The Jewish Terrorists from the September 24, 2015 issue

To the Editors:

While I enjoyed Assaf Sharon’s discussion of the utility and strategic consequences of Jewish terrorism during the Mandate era [NYR, September 24], I found his eagerness to connect the poet-provocateurs of the “Band of Thugs” with today’s right-wing terrorists less than convincing, and a bit mystifying.

As Sharon himself has noted elsewhere, the Jewish terrorists of today are largely religious, drawing inspiration from rabbinic authorities including the late Meir Kahane. They share little ideologically with the early (secular) Revisionists except for an idealized conception of the borders of the Jewish state.

The “Band of Thugs” took their cues, political and aesthetic, from European high modernism. While Abba Ahimeir’s poetry does contain a measure of “romanticized violence,” his work, but especially that of Uri Zvi Greenberg (and their friend and fellow Revisionist Yonatan Ratosh), is closer in its style, aim, and “violence” to the secular avant-gardism of the Italian Futurists than to the atavistic, biblically inspired radical settlers.

This is not merely an aesthetic difference. The modernism of the Revisionists found diverse followers, including the Canaanites, who, in addition to experiments in verse and the plastic arts, preached a sort of pre-Jewish identity as the solution to political coexistence, and even boasted of some Arab adherents. Some of these modernists drifted left, and some further right, but this is a far cry from the religious ideology of ethnic supremacy current in the settler movement, whose sources must be sought in study halls and yeshivas rather than in the history books. In today’s Likud, it is the Kahanist tail that wags the Revisionist dog.

Jacob Abolafia
Cambridge, Massachussetts

Assaf Sharon replies:

Jacob Abolafia raises an important question: Is the relation between contemporary Jewish extremists and early maximalist Revisionists one of mere similarity or is it also influence? It is true that the Thugs and Uri Zvi Greenberg influenced the secular Canaanites, among various other groups, but this does not diminish their influence over the settler movement and Israel’s extreme right. It is also true that contemporary Jewish extremists often accept rabbinic teachings; but this does not entail that they “share little…with the early…Revisionists.”

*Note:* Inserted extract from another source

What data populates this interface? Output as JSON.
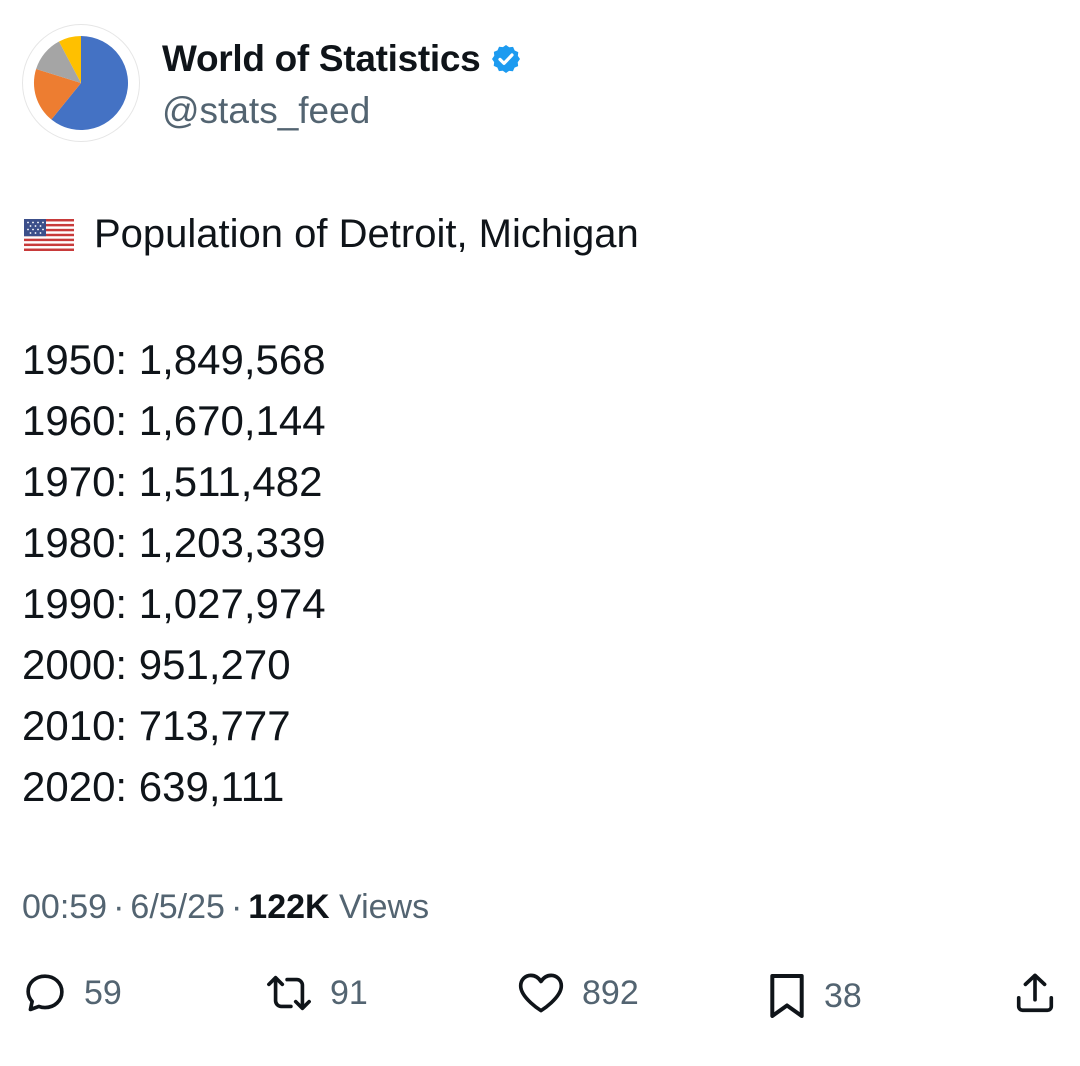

Avraham Stern and Greenberg were thoroughly messianic, infusing traditional Jewish themes and symbols with nationalist revolutionary content. It was precisely this atavistic nationalism that made their brand of Zionism attractive to the religious right. Here is an example that demonstrates this influence: Shabtai Ben-Dov was a member of the Irgun and then of Lehi. An avid reader of Greenberg, he called for the imposition of a Jewish theocracy and the erection of the Third Temple. His voluminous messianic diatribe was recently published posthumously by Yehuda Etzion, a member of the settler underground who planned to bomb the Dome of the Rock.

No less significant than this terrorist connection is the influence of maximalist ideas on Israel’s more established right. While early Zionist leaders of both camps aspired to a modern Western democracy and recognized the necessity of gaining the support of world powers, today’s Likud is dominated by Jewish supremacists and supporters of the Temple movement. Its diplomatic approach is generally belligerent, its rhetoric expresses venomous antiliberalism, and its tactics rely on unabashed McCarthyism. This is the lamentable, though undeniable, legacy of revisionist maximalism.